Millénium – Stieg Larsson

MilléniumTitre Original : Millenium
Genre :
 
 roman, polar, littérature suédoise
Auteur : Stieg Larsson
Année :  2007
Nombre de pages : 2378

Résumé : Pour le premier tome, Les Hommes qui n’aimaient pas les femmes, deux personnages vont se retrouver à enquêter sur une disparition vieille d’une quarantaine d’années. D’abord, Mikael Blomkvist, ex-journaliste star déchu après un papier mal fichu sur un magnat industriel.
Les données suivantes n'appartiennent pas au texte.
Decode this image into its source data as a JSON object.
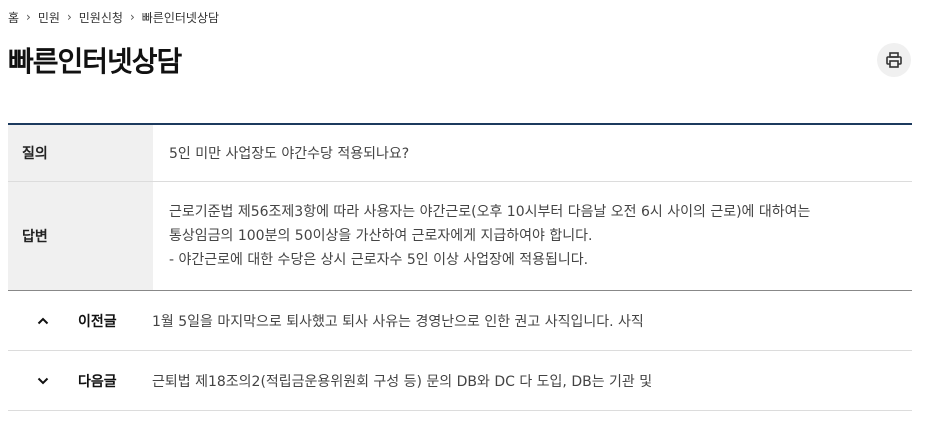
{
  "breadcrumb": [
    "홈",
    "민원",
    "민원신청",
    "빠른인터넷상담"
  ],
  "page_title": "빠른인터넷상담",
  "print_button": {
    "icon": "print-icon",
    "label": "인쇄"
  },
  "qa": {
    "question_label": "질의",
    "question": "5인 미만 사업장도 야간수당 적용되나요?",
    "answer_label": "답변",
    "answer_lines": [
      "근로기준법 제56조제3항에 따라 사용자는 야간근로(오후 10시부터 다음날 오전 6시 사이의 근로)에 대하여는",
      "통상임금의 100분의 50이상을 가산하여 근로자에게 지급하여야 합니다.",
      "- 야간근로에 대한 수당은 상시 근로자수 5인 이상 사업장에 적용됩니다."
    ]
  },
  "nav": {
    "prev": {
      "icon": "chevron-up-icon",
      "label": "이전글",
      "title": "1월 5일을 마지막으로 퇴사했고 퇴사 사유는 경영난으로 인한 권고 사직입니다. 사직"
    },
    "next": {
      "icon": "chevron-down-icon",
      "label": "다음글",
      "title": "근퇴법 제18조의2(적립금운용위원회 구성 등) 문의 DB와 DC 다 도입, DB는 기관 및"
    }
  },
  "colors": {
    "table_top_border": "#1c3a5e",
    "header_bg": "#f0f0f0"
  }
}
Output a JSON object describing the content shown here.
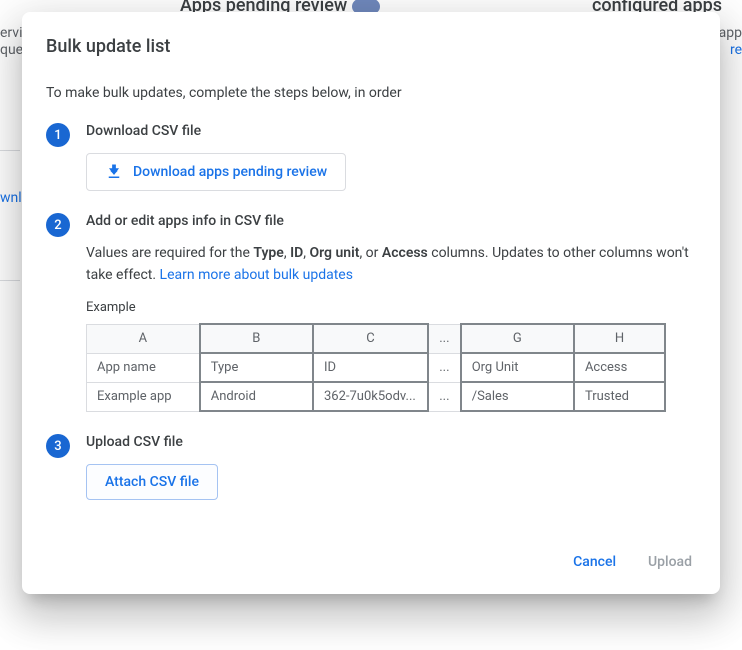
{
  "background": {
    "header_card_title": "Apps pending review",
    "right_card_title": "configured apps",
    "side_text1": "ervic",
    "side_text2": "que",
    "side_link1": "wnl",
    "right_app": "app",
    "right_link": "re"
  },
  "dialog": {
    "title": "Bulk update list",
    "intro": "To make bulk updates, complete the steps below, in order"
  },
  "step1": {
    "num": "1",
    "title": "Download CSV file",
    "button": "Download apps pending review"
  },
  "step2": {
    "num": "2",
    "title": "Add or edit apps info in CSV file",
    "desc_pre": "Values are required for the ",
    "b1": "Type",
    "sep1": ", ",
    "b2": "ID",
    "sep2": ", ",
    "b3": "Org unit",
    "sep3": ", or ",
    "b4": "Access",
    "desc_post": " columns. Updates to other columns won't take effect. ",
    "learn_more": "Learn more about bulk updates",
    "example_label": "Example",
    "table": {
      "headers": {
        "a": "A",
        "b": "B",
        "c": "C",
        "ell": "...",
        "g": "G",
        "h": "H"
      },
      "row1": {
        "a": "App name",
        "b": "Type",
        "c": "ID",
        "ell": "...",
        "g": "Org Unit",
        "h": "Access"
      },
      "row2": {
        "a": "Example app",
        "b": "Android",
        "c": "362-7u0k5odv...",
        "ell": "...",
        "g": "/Sales",
        "h": "Trusted"
      }
    }
  },
  "step3": {
    "num": "3",
    "title": "Upload CSV file",
    "button": "Attach CSV file"
  },
  "actions": {
    "cancel": "Cancel",
    "upload": "Upload"
  }
}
Ensuite, Lisbeth Salander, une femelette anorexique, qui parait avoir dix ans de moins que son âge, un peu Goth sur les bords, complètement asociale mais qui a de la ressource. Un autre vieux magnat de l’industrie les embauche pour enquêter sur la mort de sa nièce. Les deux futurs acolytes vont tomber sur un sacré sac de nœuds : famille/meurtres/business, un combo explosif.
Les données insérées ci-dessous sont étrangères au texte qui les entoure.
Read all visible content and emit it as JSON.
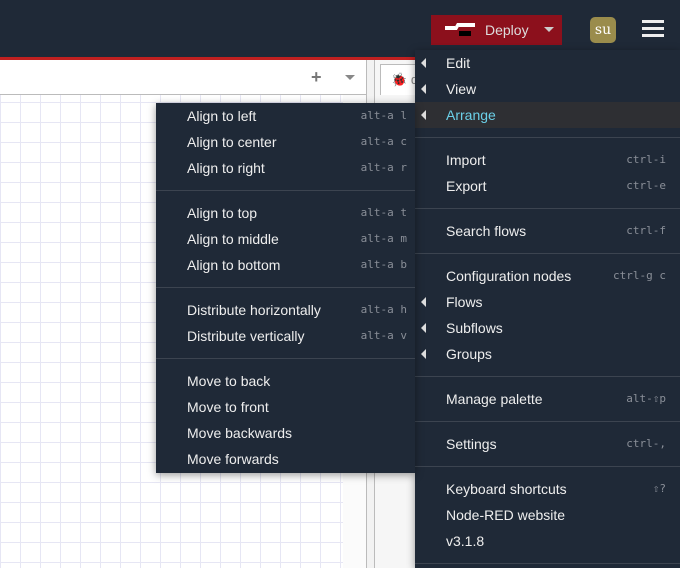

Au début du deuxième tome, Super Blomkvist et Lisbeth Salander ne sont plus en contact, le temps a passé. Les deux derniers tomes se concentrent surtout sur l’histoire de Lisbeth. Elle est accusée du meurtre de Dag Svensson, un nouveau collaborateur de Millénium et de sa femme. Le journaliste était sur le point d’achever une grosse enquête à scandale au sujet de la prostitution : nombre de personnes « bien placées » pourraient être amenées à tomber. Super Blomkvist a un peu du mal à croire à la théorie de la police sur la culpabilité de Lisbeth, alors que l’arme du crime porte ses empreintes et que son tuteur, Nils Bjurman, est lui aussi retrouvé mort, la même nuit que les autres.
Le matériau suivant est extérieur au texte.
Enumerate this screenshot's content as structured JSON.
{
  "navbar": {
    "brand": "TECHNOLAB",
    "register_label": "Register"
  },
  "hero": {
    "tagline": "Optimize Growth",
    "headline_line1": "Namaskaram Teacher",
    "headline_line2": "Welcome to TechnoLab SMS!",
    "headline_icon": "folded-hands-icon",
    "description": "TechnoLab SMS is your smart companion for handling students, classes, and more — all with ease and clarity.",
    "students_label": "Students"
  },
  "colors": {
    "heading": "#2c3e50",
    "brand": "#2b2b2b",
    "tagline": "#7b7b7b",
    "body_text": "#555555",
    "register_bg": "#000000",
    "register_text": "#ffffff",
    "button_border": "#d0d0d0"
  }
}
L’enquête va se poursuivre le long du troisième tome également. On va découvrir que l’histoire de Lisbeth est intimement liée à un gros scandale d’état, impliquant une partie de la Sapö, le service des renseignements. Blomkvist va enquêter pour blanchir son amie, au risque de sa réputation et aussi sa vie.

Ce que j’ai aimé : Moi qui ne suis pas une très grande fan de polars, j’ai compris pourquoi cette trilogie a été un succès mondial. Il ne faut pas avoir peur de plonger dans les plus de deux milles pages du cycle. Comme j’aime assez rester longtemps dans des univers, je me suis sentie comme un poisson dans l’eau. L’écriture de Stieg Larsson est très détaillée, il aime à nous faire visualiser les scènes comme au microscope. Toutefois, l’action n’en pâtit pas du tout, parce qu’il se passe plein de choses tout le temps et le rythme est assez effréné malgré la longueur des pages. L’auteur a trouvé le bon combo pour happer l’imagination et l’attention. Chaque fois qu’on ferme les bouquins pour reprendre une vie normale, on est un peu déchiré.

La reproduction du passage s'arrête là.